Ethics in Hard Times

The Guardian had this interesting piece today on corporate ethics during economic downturns: Hard times turn spotlight on business ethics.

Most major U.S. companies have an ethics officer, but as investors survey the wreckage of a deepening financial crisis that has exposed behavior ranging from risky to downright illegal, one might ask “What were they doing?”

Laying the blame on ethics officers is probably unfair, but it is fair to ask, of the companies whose wounds seem self-inflicted, just what their ethics officers have been up to for the last few years, how much authority ethics officers were given within the organization, and how well-resourced ethics officers’ offices were.

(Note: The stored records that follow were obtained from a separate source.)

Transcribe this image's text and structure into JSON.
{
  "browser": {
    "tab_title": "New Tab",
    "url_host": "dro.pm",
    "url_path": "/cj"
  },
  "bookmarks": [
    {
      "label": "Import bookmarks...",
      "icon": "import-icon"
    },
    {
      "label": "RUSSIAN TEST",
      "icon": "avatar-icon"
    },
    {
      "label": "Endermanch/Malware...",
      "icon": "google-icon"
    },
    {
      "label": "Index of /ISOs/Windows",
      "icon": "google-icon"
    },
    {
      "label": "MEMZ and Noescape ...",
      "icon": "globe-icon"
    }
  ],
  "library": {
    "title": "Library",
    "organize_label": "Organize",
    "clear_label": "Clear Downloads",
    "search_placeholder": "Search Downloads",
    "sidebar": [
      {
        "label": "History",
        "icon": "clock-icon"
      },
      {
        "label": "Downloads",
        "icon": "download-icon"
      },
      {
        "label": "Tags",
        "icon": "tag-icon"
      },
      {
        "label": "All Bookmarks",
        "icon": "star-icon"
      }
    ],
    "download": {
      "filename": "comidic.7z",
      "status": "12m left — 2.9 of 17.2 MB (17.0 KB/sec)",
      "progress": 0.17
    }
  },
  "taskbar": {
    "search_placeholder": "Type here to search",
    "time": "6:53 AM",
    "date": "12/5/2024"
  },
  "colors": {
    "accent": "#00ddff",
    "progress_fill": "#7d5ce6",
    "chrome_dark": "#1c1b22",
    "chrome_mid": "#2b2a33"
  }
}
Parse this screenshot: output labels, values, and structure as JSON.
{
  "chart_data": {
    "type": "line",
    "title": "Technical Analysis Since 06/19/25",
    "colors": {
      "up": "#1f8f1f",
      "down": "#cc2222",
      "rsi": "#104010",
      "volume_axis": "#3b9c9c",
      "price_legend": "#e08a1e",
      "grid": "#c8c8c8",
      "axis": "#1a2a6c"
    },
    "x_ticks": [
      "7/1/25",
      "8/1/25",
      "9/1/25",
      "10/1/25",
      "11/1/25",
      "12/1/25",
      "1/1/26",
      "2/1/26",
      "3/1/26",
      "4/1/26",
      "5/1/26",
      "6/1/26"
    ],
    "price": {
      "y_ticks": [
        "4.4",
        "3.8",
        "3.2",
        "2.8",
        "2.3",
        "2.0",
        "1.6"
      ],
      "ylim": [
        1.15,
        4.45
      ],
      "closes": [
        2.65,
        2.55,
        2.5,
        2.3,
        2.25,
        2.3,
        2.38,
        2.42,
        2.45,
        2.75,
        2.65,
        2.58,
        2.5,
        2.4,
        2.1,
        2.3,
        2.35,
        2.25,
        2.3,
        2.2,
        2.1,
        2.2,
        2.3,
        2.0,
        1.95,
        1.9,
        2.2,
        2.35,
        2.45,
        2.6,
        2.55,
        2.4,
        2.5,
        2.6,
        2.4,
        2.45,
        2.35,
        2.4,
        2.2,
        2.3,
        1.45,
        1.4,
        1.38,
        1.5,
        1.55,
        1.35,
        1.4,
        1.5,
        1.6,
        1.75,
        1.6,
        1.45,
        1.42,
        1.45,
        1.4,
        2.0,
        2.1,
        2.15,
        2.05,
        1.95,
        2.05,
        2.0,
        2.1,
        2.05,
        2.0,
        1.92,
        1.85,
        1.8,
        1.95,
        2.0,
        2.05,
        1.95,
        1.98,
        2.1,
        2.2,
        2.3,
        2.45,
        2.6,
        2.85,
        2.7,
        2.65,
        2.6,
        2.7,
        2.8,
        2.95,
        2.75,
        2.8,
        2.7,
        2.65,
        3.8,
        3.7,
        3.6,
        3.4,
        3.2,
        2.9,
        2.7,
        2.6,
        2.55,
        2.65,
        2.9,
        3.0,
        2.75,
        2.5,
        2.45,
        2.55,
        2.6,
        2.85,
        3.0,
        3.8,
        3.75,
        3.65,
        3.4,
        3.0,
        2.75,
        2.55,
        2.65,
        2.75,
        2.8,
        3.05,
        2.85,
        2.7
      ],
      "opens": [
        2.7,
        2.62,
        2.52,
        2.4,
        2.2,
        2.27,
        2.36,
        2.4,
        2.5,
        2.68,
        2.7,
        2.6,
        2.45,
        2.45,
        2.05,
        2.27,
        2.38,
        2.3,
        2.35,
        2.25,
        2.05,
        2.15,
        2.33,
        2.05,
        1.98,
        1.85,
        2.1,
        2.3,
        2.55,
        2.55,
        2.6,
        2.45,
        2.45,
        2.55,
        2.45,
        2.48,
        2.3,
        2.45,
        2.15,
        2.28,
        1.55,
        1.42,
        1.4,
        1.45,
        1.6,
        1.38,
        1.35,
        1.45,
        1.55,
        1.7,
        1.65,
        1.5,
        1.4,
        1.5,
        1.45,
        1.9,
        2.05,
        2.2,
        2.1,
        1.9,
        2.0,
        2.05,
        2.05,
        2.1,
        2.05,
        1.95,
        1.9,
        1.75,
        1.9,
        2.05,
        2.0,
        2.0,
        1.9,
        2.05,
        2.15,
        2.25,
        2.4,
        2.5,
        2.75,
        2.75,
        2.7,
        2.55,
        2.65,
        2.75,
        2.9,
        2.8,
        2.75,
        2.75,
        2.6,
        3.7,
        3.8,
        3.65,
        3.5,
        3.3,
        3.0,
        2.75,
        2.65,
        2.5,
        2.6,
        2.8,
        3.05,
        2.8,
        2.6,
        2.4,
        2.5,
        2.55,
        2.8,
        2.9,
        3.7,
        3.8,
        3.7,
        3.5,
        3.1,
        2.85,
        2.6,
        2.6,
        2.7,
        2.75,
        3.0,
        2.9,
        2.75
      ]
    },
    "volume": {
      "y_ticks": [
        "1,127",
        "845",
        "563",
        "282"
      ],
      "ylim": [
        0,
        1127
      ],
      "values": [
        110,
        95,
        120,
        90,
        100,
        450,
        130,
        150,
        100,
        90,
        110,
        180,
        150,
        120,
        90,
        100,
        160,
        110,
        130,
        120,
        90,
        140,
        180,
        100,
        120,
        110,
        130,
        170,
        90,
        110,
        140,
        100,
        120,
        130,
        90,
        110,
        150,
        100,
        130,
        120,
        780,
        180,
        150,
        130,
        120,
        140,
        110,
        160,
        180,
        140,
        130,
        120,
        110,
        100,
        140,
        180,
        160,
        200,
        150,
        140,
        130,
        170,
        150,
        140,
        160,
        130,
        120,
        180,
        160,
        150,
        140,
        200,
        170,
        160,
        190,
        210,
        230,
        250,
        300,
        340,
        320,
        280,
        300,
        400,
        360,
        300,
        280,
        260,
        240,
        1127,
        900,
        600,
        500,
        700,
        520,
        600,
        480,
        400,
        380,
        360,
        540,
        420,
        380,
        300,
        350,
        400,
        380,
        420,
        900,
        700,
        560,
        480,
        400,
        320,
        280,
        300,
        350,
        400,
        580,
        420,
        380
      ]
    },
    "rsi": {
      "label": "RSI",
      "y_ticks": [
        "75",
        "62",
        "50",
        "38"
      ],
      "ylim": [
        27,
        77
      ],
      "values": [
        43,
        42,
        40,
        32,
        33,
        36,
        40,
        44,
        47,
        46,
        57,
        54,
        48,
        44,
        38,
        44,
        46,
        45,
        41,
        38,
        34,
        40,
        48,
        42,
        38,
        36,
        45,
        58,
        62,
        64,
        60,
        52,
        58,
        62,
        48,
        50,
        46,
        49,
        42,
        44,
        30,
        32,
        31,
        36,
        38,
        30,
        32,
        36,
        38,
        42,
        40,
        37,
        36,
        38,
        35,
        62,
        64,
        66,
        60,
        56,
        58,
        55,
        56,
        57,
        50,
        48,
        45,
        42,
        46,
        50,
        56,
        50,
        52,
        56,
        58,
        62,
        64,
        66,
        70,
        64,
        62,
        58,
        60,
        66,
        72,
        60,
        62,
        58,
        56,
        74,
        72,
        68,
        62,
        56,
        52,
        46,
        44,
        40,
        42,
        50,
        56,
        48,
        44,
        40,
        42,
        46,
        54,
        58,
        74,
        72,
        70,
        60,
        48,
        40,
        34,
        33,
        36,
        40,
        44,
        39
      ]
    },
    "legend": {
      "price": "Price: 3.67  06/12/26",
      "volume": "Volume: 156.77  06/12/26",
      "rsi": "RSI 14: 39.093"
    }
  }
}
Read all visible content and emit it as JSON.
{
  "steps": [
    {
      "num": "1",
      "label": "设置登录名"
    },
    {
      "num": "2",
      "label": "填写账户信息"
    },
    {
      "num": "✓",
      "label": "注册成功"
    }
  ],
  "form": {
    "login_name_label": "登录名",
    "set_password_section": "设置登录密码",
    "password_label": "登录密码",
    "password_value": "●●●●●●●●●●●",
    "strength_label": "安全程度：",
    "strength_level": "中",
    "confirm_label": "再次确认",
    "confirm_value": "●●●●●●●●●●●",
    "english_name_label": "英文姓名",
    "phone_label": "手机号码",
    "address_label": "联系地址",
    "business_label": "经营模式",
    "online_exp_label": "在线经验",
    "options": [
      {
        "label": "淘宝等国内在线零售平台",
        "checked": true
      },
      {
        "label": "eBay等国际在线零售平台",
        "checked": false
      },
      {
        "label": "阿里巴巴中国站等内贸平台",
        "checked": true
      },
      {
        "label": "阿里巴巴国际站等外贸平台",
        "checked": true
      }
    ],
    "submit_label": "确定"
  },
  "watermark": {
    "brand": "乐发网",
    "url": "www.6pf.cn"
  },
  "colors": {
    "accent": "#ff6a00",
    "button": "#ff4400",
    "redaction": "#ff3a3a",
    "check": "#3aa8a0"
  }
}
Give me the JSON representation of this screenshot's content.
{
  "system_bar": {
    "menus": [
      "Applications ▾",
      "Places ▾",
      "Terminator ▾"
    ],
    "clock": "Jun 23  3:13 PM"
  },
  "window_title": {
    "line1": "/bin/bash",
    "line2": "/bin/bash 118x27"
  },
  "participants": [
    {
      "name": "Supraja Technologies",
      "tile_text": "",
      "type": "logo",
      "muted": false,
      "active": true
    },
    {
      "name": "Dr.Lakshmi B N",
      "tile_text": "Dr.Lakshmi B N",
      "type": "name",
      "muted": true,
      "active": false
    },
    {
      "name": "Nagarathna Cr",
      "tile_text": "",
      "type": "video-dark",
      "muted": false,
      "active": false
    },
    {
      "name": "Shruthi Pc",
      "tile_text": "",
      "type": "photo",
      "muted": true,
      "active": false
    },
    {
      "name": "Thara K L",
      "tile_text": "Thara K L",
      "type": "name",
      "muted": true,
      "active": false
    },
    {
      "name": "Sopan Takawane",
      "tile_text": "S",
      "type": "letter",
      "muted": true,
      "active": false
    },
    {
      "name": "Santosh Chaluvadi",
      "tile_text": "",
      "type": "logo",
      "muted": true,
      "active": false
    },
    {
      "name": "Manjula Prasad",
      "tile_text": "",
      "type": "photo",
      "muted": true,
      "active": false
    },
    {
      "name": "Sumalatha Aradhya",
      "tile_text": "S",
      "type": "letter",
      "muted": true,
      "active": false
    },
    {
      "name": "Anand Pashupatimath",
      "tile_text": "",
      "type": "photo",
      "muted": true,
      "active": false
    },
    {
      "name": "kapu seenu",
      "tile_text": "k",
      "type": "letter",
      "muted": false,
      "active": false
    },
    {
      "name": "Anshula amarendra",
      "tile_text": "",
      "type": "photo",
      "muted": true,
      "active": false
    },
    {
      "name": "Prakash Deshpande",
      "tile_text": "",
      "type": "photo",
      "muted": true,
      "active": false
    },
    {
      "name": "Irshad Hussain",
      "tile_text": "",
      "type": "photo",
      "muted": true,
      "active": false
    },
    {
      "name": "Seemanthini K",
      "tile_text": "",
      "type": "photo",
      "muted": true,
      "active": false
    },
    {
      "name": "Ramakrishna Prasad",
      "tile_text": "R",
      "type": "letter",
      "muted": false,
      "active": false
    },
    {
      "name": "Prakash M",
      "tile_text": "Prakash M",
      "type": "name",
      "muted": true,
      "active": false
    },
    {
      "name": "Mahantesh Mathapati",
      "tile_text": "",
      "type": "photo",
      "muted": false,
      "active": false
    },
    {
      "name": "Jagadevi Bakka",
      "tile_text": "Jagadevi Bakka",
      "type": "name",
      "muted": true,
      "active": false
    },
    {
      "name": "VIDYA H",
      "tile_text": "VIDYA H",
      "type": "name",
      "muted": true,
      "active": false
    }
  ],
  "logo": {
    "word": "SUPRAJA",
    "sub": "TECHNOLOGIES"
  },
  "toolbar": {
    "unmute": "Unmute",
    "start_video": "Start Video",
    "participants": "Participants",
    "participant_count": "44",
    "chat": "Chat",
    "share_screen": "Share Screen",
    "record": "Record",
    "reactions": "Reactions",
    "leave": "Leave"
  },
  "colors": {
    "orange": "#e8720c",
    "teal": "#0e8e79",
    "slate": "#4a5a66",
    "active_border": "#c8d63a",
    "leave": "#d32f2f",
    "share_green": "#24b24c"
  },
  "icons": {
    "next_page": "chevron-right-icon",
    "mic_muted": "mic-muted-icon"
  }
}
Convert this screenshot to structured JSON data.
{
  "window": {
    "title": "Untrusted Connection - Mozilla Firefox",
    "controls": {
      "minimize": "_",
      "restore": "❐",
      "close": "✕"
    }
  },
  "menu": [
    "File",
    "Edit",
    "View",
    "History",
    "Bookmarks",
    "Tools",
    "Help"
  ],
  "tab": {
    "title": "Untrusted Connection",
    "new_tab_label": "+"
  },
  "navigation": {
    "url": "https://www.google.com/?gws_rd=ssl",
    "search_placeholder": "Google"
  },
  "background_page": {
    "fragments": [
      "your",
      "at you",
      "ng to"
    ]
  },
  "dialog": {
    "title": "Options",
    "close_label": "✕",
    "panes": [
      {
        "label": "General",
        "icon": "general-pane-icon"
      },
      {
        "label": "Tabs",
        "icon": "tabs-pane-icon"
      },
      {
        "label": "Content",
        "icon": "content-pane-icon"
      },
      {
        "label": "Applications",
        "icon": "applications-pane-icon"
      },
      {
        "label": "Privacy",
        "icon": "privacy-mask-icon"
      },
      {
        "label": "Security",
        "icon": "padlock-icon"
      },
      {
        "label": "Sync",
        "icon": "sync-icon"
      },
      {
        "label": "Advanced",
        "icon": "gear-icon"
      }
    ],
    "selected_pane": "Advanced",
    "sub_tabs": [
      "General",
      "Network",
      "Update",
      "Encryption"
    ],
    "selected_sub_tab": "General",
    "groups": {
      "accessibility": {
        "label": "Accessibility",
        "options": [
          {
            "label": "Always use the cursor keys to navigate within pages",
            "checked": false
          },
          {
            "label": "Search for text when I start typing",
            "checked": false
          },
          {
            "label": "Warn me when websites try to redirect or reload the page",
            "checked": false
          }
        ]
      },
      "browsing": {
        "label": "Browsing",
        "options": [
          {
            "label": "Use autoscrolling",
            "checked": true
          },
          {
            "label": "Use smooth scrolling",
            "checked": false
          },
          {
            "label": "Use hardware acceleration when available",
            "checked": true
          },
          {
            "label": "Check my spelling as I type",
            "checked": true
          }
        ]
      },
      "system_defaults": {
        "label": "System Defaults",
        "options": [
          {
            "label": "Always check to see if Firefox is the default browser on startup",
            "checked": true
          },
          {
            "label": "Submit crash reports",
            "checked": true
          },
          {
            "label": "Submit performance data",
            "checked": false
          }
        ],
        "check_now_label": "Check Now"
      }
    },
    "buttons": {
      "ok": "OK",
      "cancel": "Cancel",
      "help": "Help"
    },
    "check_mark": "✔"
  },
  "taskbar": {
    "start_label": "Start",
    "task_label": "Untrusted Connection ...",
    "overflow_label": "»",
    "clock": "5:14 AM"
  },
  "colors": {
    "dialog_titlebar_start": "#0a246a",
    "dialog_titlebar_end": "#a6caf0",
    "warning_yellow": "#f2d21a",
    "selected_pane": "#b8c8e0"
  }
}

Interestingly, the article discusses both the ethical failings that might have got companies into their current messes, and also the extent to which financial difficulties make unethical behaviour more likely. Talk about a vicious circle.

1 comment so far

  1. Anonymous on

    Meta-analytic data support the view that poor org. performance is in fact associated with corp. irresponsibility: http://www.freewebs.com/marcorlitzky/Papers/orlitzkyschmidtrynes2003os.pdfHowever, it’s a reinforcing cycle (negatively *and* positively, i.e., it may also work in the other direction)… High fin. performance is associated with higher responsibility and moral betterment: See paper linked above and B. Friedman’s (2005) book _The Moral Consequences of Economic Growth_. I think there are as many examples of this direction as examples illustrating the vicious circle highlighted by the Guardian article. Both dynamics, negative and positive, are supported by large-scale empirical analyses.